Previously part of Frome Rural District, from 1 April 1974 the village lay within the non-metropolitan district of Mendip; Somerset County Council was responsible for running the largest and most expensive local services. Since 2023 Kilmersdon has fallen within the unitary authority of Somerset Council, being a county council which also performs the functions of a district council.

It is also part of the Frome and East Somerset parliamentary constituency represented in the House of Commons of the Parliament of the United Kingdom. It elects one Member of Parliament (MP) by the first past the post system of election.

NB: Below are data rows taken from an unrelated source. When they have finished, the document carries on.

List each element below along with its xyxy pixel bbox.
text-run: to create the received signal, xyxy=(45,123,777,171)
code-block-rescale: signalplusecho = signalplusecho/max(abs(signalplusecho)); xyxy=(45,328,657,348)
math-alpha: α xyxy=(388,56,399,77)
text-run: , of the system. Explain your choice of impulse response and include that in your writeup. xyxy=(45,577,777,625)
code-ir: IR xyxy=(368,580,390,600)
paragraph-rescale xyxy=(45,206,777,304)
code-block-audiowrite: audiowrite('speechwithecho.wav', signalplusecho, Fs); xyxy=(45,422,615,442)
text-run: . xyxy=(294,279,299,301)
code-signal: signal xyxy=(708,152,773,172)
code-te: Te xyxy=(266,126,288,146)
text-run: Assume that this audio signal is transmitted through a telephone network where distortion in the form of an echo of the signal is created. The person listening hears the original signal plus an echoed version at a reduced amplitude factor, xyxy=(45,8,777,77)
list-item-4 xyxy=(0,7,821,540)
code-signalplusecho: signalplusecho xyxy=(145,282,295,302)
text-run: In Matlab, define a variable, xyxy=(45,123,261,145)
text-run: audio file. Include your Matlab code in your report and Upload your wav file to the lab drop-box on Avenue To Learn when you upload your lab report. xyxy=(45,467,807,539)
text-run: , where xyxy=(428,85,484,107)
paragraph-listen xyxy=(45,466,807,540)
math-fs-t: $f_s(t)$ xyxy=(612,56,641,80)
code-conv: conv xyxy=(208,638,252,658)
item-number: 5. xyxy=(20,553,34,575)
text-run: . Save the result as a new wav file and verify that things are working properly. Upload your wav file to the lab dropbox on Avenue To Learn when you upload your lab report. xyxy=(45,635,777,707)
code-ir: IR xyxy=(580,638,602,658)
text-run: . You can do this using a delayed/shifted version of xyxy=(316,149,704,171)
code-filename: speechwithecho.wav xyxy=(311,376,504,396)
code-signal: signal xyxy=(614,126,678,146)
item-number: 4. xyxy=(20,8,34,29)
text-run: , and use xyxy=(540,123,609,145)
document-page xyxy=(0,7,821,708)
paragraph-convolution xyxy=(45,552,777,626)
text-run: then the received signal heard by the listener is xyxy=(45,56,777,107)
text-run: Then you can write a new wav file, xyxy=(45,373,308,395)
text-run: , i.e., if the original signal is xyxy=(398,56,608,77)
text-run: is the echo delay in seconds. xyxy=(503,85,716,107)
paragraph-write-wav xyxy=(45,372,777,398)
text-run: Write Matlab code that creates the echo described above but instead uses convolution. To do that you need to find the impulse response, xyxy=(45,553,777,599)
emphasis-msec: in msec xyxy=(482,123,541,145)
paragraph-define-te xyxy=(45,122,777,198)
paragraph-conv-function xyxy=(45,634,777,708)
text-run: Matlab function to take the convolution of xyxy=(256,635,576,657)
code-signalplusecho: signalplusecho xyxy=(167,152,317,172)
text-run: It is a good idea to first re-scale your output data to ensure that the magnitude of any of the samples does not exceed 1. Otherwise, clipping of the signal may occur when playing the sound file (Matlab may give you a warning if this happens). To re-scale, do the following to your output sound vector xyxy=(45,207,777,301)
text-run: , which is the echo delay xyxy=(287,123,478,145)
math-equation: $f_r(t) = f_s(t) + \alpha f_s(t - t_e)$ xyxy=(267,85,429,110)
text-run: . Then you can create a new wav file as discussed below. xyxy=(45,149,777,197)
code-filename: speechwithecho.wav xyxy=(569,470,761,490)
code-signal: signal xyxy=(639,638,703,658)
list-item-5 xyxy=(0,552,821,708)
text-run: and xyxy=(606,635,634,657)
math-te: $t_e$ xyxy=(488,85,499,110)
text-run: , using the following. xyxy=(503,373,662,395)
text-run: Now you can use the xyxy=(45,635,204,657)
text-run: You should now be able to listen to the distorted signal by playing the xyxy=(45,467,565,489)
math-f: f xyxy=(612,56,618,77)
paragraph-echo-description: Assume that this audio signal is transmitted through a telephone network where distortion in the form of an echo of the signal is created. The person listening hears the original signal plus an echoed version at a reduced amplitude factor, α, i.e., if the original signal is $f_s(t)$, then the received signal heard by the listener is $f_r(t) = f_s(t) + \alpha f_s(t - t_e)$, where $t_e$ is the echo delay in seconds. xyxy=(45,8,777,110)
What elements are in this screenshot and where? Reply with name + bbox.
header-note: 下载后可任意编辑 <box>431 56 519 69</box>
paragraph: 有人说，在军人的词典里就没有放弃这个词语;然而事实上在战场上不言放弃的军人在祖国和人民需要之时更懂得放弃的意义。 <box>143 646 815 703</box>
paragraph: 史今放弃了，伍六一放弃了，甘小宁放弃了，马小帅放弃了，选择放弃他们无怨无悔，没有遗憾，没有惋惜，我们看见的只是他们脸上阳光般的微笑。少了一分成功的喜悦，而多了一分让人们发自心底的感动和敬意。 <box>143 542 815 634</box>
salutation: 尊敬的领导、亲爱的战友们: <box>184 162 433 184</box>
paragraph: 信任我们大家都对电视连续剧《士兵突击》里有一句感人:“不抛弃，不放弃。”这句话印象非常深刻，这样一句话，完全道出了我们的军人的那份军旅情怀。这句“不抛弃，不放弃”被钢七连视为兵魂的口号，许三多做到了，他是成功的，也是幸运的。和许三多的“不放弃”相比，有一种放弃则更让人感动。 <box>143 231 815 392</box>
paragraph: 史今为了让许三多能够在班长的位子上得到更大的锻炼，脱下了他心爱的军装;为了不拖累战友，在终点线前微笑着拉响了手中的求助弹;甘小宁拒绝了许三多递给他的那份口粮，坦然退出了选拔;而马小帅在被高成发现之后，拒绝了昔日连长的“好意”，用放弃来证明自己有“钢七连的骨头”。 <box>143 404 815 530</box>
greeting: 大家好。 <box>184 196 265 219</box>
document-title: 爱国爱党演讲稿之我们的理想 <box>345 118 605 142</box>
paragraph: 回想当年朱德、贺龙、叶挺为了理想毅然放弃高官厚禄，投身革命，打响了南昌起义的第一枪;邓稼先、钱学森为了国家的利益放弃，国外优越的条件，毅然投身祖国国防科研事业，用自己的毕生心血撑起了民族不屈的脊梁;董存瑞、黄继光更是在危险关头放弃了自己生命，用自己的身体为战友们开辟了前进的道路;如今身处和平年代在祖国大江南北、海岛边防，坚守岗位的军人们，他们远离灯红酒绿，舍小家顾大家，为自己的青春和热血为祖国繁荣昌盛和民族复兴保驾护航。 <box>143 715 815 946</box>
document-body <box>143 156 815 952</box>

Haydon, where the Kilmersdon pit-head was, is in a different local authority area, Bath and North East Somerset.

==Religious sites==

Kilmersdon Church (St Peter and St Paul) is located in the centre of the village. It dates back to the Norman period, though much of the current structure was built during the Victorian era. The tower is in four stages, includes corner buttresses with shafts and pinnacles, and is connected across the angle. The tower contains a ring of six bells, the heaviest being a tenor of 21 cwt. The summit has large corner shafts with pinnacles. There are traceried 3-light bell-chamber windows with a dense quatrefoil interlace and blank 2-light windows on the two lower stages. The flanked niches were for statuary, however this is now missing. The church has a triangular lychgate designed by Sir Edwin Lutyens. It is a Grade I listed building.

==Notable people==

- The children's author Steve Voake was head teacher of Kilmersdon Primary School for eight years.
- Comedy actor John Thomson was married in the church.